Prime Minister Benjamin Netanyahu is set to present US President Donald Trump in their meeting Monday on the sidelines of the 72nd annual session of the United Nations General Assembly with a proposal for rolling back the 2015 nuclear deal with Iran signed by the Obama administration and other P5+1 powers.
According to a Channel 2 report Saturday, Netanyahu is preparing a specific formula for either scrapping the historic deal or amending it. His proposal will detail how “to cancel or at the very least introduce significant changes” to the accord, the report said.
Earlier this week, Netanyahu said Israel wanted to see the two-year-old deal — which offered Iran relief from punishing sanctions in exchange for having it roll back its nuclear program — either amended or canceled altogether.
“Our position is straightforward.
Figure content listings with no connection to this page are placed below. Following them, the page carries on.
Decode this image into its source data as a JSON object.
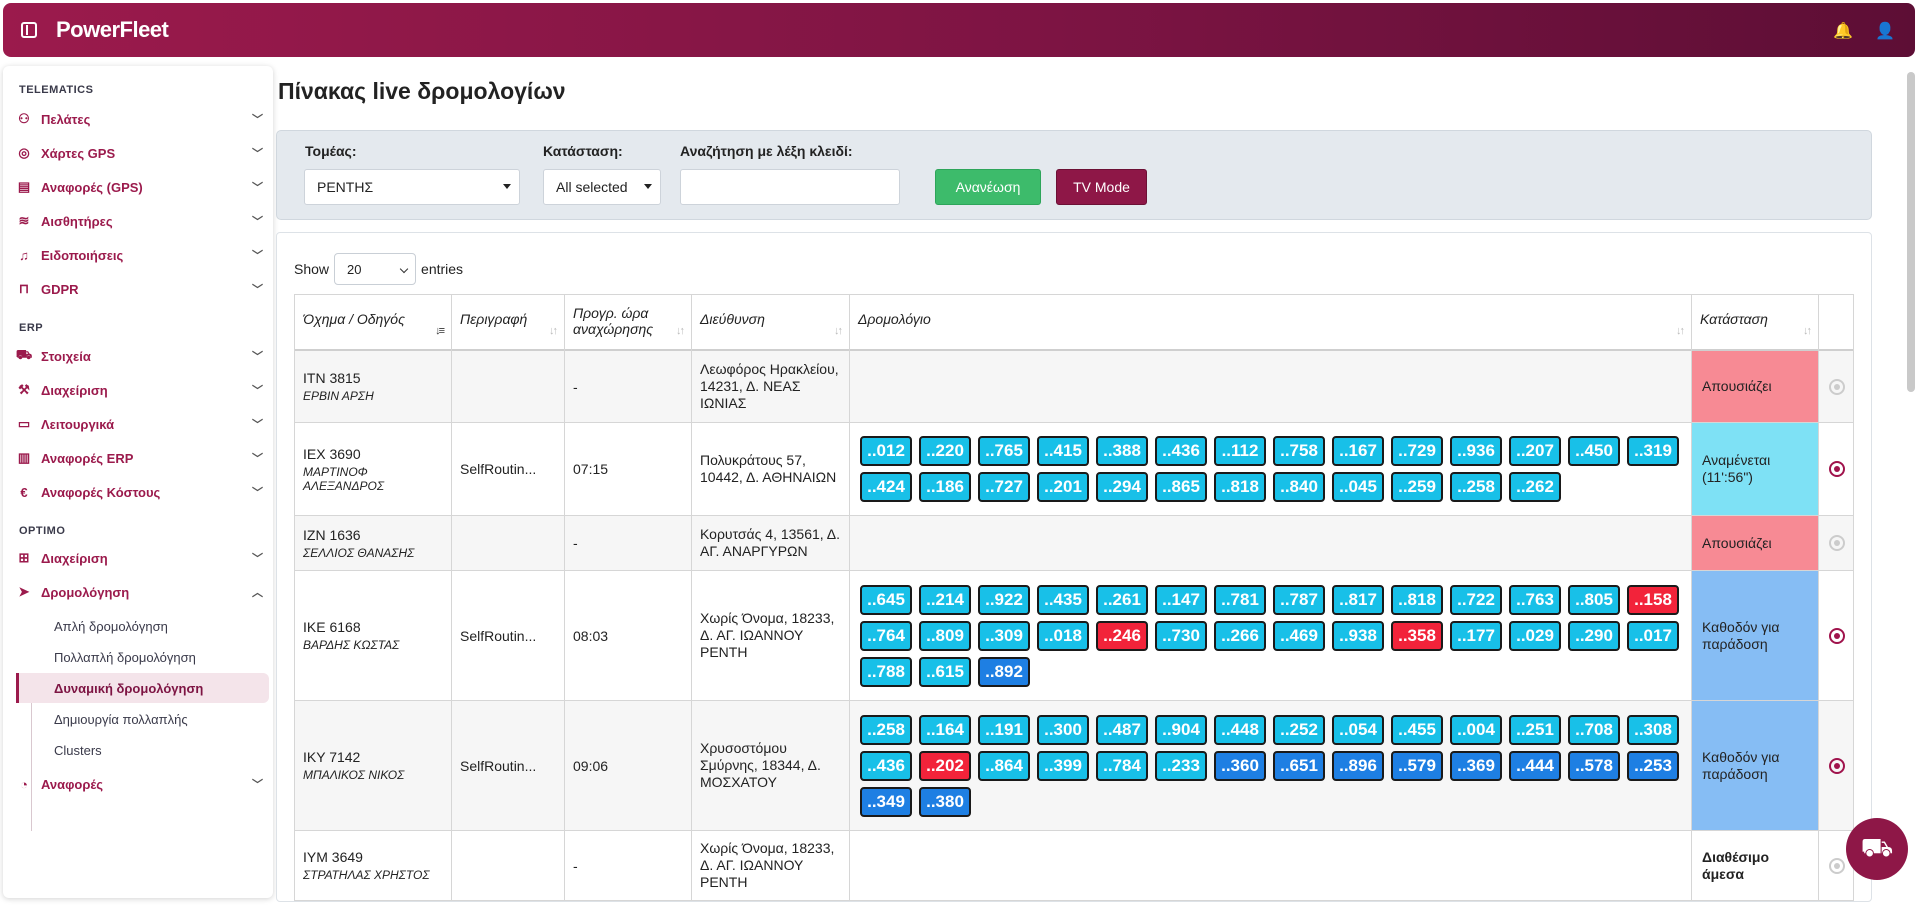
{
  "app": {
    "logo": "PowerFleet",
    "bell_icon": "🔔",
    "user_icon": "👤"
  },
  "sidebar": {
    "sections": {
      "telematics": "TELEMATICS",
      "erp": "ERP",
      "optimo": "OPTIMO"
    },
    "telematics": [
      "Πελάτες",
      "Χάρτες GPS",
      "Αναφορές (GPS)",
      "Αισθητήρες",
      "Ειδοποιήσεις",
      "GDPR"
    ],
    "erp": [
      "Στοιχεία",
      "Διαχείριση",
      "Λειτουργικά",
      "Αναφορές ERP",
      "Αναφορές Κόστους"
    ],
    "optimo": [
      "Διαχείριση",
      "Δρομολόγηση"
    ],
    "routing_sub": [
      "Απλή δρομολόγηση",
      "Πολλαπλή δρομολόγηση",
      "Δυναμική δρομολόγηση",
      "Δημιουργία πολλαπλής",
      "Clusters"
    ],
    "reports": "Αναφορές"
  },
  "page": {
    "title": "Πίνακας live δρομολογίων"
  },
  "filters": {
    "sector_label": "Τομέας:",
    "sector_value": "ΡΕΝΤΗΣ",
    "status_label": "Κατάσταση:",
    "status_value": "All selected",
    "search_label": "Αναζήτηση με λέξη κλειδί:",
    "search_value": "",
    "refresh_button": "Ανανέωση",
    "tv_button": "TV Mode"
  },
  "table_controls": {
    "show": "Show",
    "entries_value": "20",
    "entries": "entries"
  },
  "columns": [
    "Όχημα / Οδηγός",
    "Περιγραφή",
    "Προγρ. ώρα αναχώρησης",
    "Διεύθυνση",
    "Δρομολόγιο",
    "Κατάσταση"
  ],
  "rows": [
    {
      "vehicle": "ΙΤΝ 3815",
      "driver": "ΕΡΒΙΝ ΑΡΣΗ",
      "desc": "",
      "time": "-",
      "address": "Λεωφόρος Ηρακλείου, 14231, Δ. ΝΕΑΣ ΙΩΝΙΑΣ",
      "status": "Απουσιάζει",
      "status_color": "#f78a94",
      "chips": []
    },
    {
      "vehicle": "ΙΕΧ 3690",
      "driver": "ΜΑΡΤΙΝΟΦ ΑΛΕΞΑΝΔΡΟΣ",
      "desc": "SelfRoutin...",
      "time": "07:15",
      "address": "Πολυκράτους 57, 10442, Δ. ΑΘΗΝΑΙΩΝ",
      "status": "Αναμένεται (11':56\")",
      "status_color": "#7ee1f5",
      "chips": [
        {
          "l": "..012",
          "c": "cyan"
        },
        {
          "l": "..220",
          "c": "cyan"
        },
        {
          "l": "..765",
          "c": "cyan"
        },
        {
          "l": "..415",
          "c": "cyan"
        },
        {
          "l": "..388",
          "c": "cyan"
        },
        {
          "l": "..436",
          "c": "cyan"
        },
        {
          "l": "..112",
          "c": "cyan"
        },
        {
          "l": "..758",
          "c": "cyan"
        },
        {
          "l": "..167",
          "c": "cyan"
        },
        {
          "l": "..729",
          "c": "cyan"
        },
        {
          "l": "..936",
          "c": "cyan"
        },
        {
          "l": "..207",
          "c": "cyan"
        },
        {
          "l": "..450",
          "c": "cyan"
        },
        {
          "l": "..319",
          "c": "cyan"
        },
        {
          "l": "..424",
          "c": "cyan"
        },
        {
          "l": "..186",
          "c": "cyan"
        },
        {
          "l": "..727",
          "c": "cyan"
        },
        {
          "l": "..201",
          "c": "cyan"
        },
        {
          "l": "..294",
          "c": "cyan"
        },
        {
          "l": "..865",
          "c": "cyan"
        },
        {
          "l": "..818",
          "c": "cyan"
        },
        {
          "l": "..840",
          "c": "cyan"
        },
        {
          "l": "..045",
          "c": "cyan"
        },
        {
          "l": "..259",
          "c": "cyan"
        },
        {
          "l": "..258",
          "c": "cyan"
        },
        {
          "l": "..262",
          "c": "cyan"
        }
      ]
    },
    {
      "vehicle": "ΙΖΝ 1636",
      "driver": "ΣΕΛΛΙΟΣ ΘΑΝΑΣΗΣ",
      "desc": "",
      "time": "-",
      "address": "Κορυτσάς 4, 13561, Δ. ΑΓ. ΑΝΑΡΓΥΡΩΝ",
      "status": "Απουσιάζει",
      "status_color": "#f78a94",
      "chips": []
    },
    {
      "vehicle": "ΙΚΕ 6168",
      "driver": "ΒΑΡΔΗΣ ΚΩΣΤΑΣ",
      "desc": "SelfRoutin...",
      "time": "08:03",
      "address": "Χωρίς Όνομα, 18233, Δ. ΑΓ. ΙΩΑΝΝΟΥ ΡΕΝΤΗ",
      "status": "Καθοδόν για παράδοση",
      "status_color": "#86bdf4",
      "chips": [
        {
          "l": "..645",
          "c": "cyan"
        },
        {
          "l": "..214",
          "c": "cyan"
        },
        {
          "l": "..922",
          "c": "cyan"
        },
        {
          "l": "..435",
          "c": "cyan"
        },
        {
          "l": "..261",
          "c": "cyan"
        },
        {
          "l": "..147",
          "c": "cyan"
        },
        {
          "l": "..781",
          "c": "cyan"
        },
        {
          "l": "..787",
          "c": "cyan"
        },
        {
          "l": "..817",
          "c": "cyan"
        },
        {
          "l": "..818",
          "c": "cyan"
        },
        {
          "l": "..722",
          "c": "cyan"
        },
        {
          "l": "..763",
          "c": "cyan"
        },
        {
          "l": "..805",
          "c": "cyan"
        },
        {
          "l": "..158",
          "c": "red"
        },
        {
          "l": "..764",
          "c": "cyan"
        },
        {
          "l": "..809",
          "c": "cyan"
        },
        {
          "l": "..309",
          "c": "cyan"
        },
        {
          "l": "..018",
          "c": "cyan"
        },
        {
          "l": "..246",
          "c": "red"
        },
        {
          "l": "..730",
          "c": "cyan"
        },
        {
          "l": "..266",
          "c": "cyan"
        },
        {
          "l": "..469",
          "c": "cyan"
        },
        {
          "l": "..938",
          "c": "cyan"
        },
        {
          "l": "..358",
          "c": "red"
        },
        {
          "l": "..177",
          "c": "cyan"
        },
        {
          "l": "..029",
          "c": "cyan"
        },
        {
          "l": "..290",
          "c": "cyan"
        },
        {
          "l": "..017",
          "c": "cyan"
        },
        {
          "l": "..788",
          "c": "cyan"
        },
        {
          "l": "..615",
          "c": "cyan"
        },
        {
          "l": "..892",
          "c": "blue"
        }
      ]
    },
    {
      "vehicle": "ΙΚΥ 7142",
      "driver": "ΜΠΑΛΙΚΟΣ ΝΙΚΟΣ",
      "desc": "SelfRoutin...",
      "time": "09:06",
      "address": "Χρυσοστόμου Σμύρνης, 18344, Δ. ΜΟΣΧΑΤΟΥ",
      "status": "Καθοδόν για παράδοση",
      "status_color": "#86bdf4",
      "chips": [
        {
          "l": "..258",
          "c": "cyan"
        },
        {
          "l": "..164",
          "c": "cyan"
        },
        {
          "l": "..191",
          "c": "cyan"
        },
        {
          "l": "..300",
          "c": "cyan"
        },
        {
          "l": "..487",
          "c": "cyan"
        },
        {
          "l": "..904",
          "c": "cyan"
        },
        {
          "l": "..448",
          "c": "cyan"
        },
        {
          "l": "..252",
          "c": "cyan"
        },
        {
          "l": "..054",
          "c": "cyan"
        },
        {
          "l": "..455",
          "c": "cyan"
        },
        {
          "l": "..004",
          "c": "cyan"
        },
        {
          "l": "..251",
          "c": "cyan"
        },
        {
          "l": "..708",
          "c": "cyan"
        },
        {
          "l": "..308",
          "c": "cyan"
        },
        {
          "l": "..436",
          "c": "cyan"
        },
        {
          "l": "..202",
          "c": "red"
        },
        {
          "l": "..864",
          "c": "cyan"
        },
        {
          "l": "..399",
          "c": "cyan"
        },
        {
          "l": "..784",
          "c": "cyan"
        },
        {
          "l": "..233",
          "c": "cyan"
        },
        {
          "l": "..360",
          "c": "blue"
        },
        {
          "l": "..651",
          "c": "blue"
        },
        {
          "l": "..896",
          "c": "blue"
        },
        {
          "l": "..579",
          "c": "blue"
        },
        {
          "l": "..369",
          "c": "blue"
        },
        {
          "l": "..444",
          "c": "blue"
        },
        {
          "l": "..578",
          "c": "blue"
        },
        {
          "l": "..253",
          "c": "blue"
        },
        {
          "l": "..349",
          "c": "blue"
        },
        {
          "l": "..380",
          "c": "blue"
        }
      ]
    },
    {
      "vehicle": "ΙΥΜ 3649",
      "driver": "ΣΤΡΑΤΗΛΑΣ ΧΡΗΣΤΟΣ",
      "desc": "",
      "time": "-",
      "address": "Χωρίς Όνομα, 18233, Δ. ΑΓ. ΙΩΑΝΝΟΥ ΡΕΝΤΗ",
      "status": "Διαθέσιμο άμεσα",
      "status_color": "",
      "chips": []
    }
  ],
  "fab_icon": "truck-icon"
}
This is a bad deal. Either fix it — or cancel it. This is Israel’s position,” said Netanyahu in Buenos Aires on Tuesday during a trip to Latin America.
Netanyahu is scheduled to meet with Trump on Monday in New York, a day before the Israeli leader is to give his annual address before the General Assembly. Netanyahu indicated on Friday that his speech will focus on the stance that Israel would not tolerate an Iranian presence on its northern border with Syria, now in its seventh year of a brutal civil war.